REPUBLIKA.CO.ID, SAN JUAN -- Sebuah aturan diajukan legislator di Puerto Rico meminta dilaksanakannya puasa 40 hari dan ibadah untuk memurnikan spiritual, material, dan sosial masyarakat, ditolak. Beberapa LSM hak sipil dan warga Puerto Rico mengklaim aturan itu melanggar prinsip pemisahan aturan agama dengan negara.
The American Civil Liberties Union mengatakan, tengah mencari aturan yang dapat menolak hal tersebut dan mempertanyaan uang publik dalam aktivitas tersebut.
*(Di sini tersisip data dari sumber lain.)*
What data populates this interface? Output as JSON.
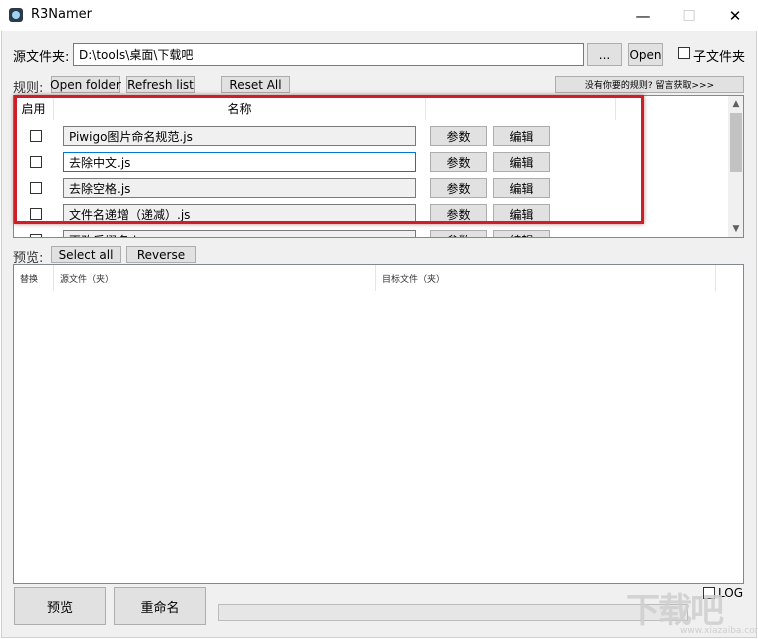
{
  "window": {
    "title": "R3Namer",
    "min": "—",
    "max": "☐",
    "close": "✕"
  },
  "source": {
    "label": "源文件夹:",
    "path": "D:\\tools\\桌面\\下载吧",
    "browse": "...",
    "open": "Open",
    "subfolder_label": "子文件夹"
  },
  "rules_bar": {
    "label": "规则:",
    "open_folder": "Open folder",
    "refresh": "Refresh list",
    "reset": "Reset All",
    "more_link": "没有你要的规则? 留言获取>>>"
  },
  "rules_table": {
    "columns": [
      "启用",
      "名称"
    ],
    "rows": [
      {
        "name": "Piwigo图片命名规范.js",
        "params": "参数",
        "edit": "编辑"
      },
      {
        "name": "去除中文.js",
        "params": "参数",
        "edit": "编辑"
      },
      {
        "name": "去除空格.js",
        "params": "参数",
        "edit": "编辑"
      },
      {
        "name": "文件名递增（递减）.js",
        "params": "参数",
        "edit": "编辑"
      },
      {
        "name": "更改后缀名.js",
        "params": "参数",
        "edit": "编辑"
      }
    ]
  },
  "preview_bar": {
    "label": "预览:",
    "select_all": "Select all",
    "reverse": "Reverse"
  },
  "preview_table": {
    "columns": [
      "替换",
      "源文件（夹）",
      "目标文件（夹）"
    ]
  },
  "footer": {
    "preview": "预览",
    "rename": "重命名",
    "log": "LOG"
  },
  "watermark": {
    "text": "下载吧",
    "sub": "www.xiazaiba.com"
  }
}
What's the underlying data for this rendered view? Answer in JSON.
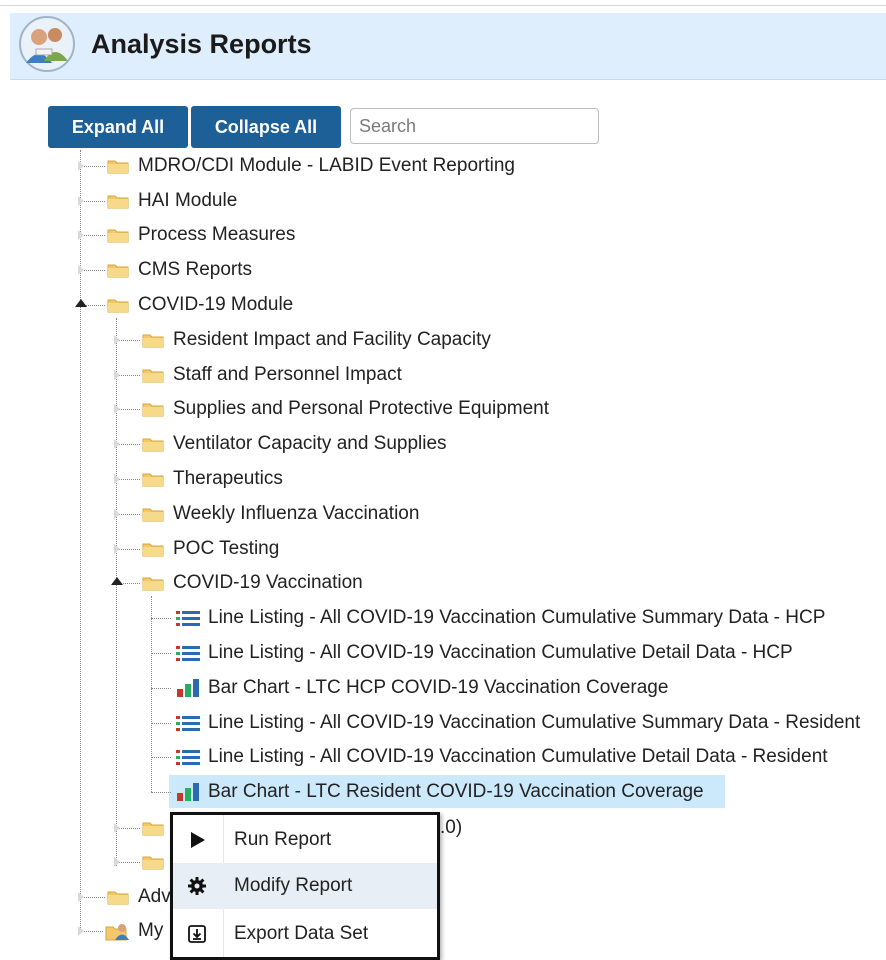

Selama masa puasa, masyarakat diminta mendatangi layanan ibadah yang digelar tiap hari di seluruh distrik di Puerto Rico yang jumlahnya mencapai 40 lokasi. 40 hari puasa akan ditutup dengan acara di Dewan Perwakilan, demikian dilansir Fox News, pekan lalu.
Masyarakat Puerto Rico sendiri sudah secara sukarela mendatangi layanan ibadah tiap hari antara pukul 5.00-6.00 pagi di semua wilayah sejak 26 Februari lalu.
Kisruh aturan ini terjadi sejak Februari lalu ketika Ketua Dewan Perwakilan Puerto Rico, Carlos Mendez menyatakan, bahwa Puerto Rico butuh intervensi untuk mengatasi resesi panjang yang mereka alami. Soal mandat konstitusi atas rumah ibadah, Mendez, merujuk pada budaya.
''Sejauh yang saya tahu, ini berdasarkan pada ajaran agama,'' kata Mendez.
Anggota Dewan Perwakilan Puerto Rico, Eddie Charbonier menyatakan, aksi sukarela bertujuan untuk mempersatukan warga agar Puerto Rico bisa lebih baik. ''Kami mengajak semua warga yang punya tujuan sejalan untuk sama-sama berdoa,'' kata Chabonier.
Puerto Rico sendiri saat ini memiliki persoalan di sektor keuangan. Hampir 70 miliar pinjaman ke publik harus direstrukturisasi tahun ini.
Gubernur Puerto Rico Ricardo Roselló mengumumkan, pemerintah setempat membekukan kredit pajak ke depan dan hampir dua miliar dolar dana digelontorkan untuk memperbaiki arus kas dan menyeimbangkan anggaran.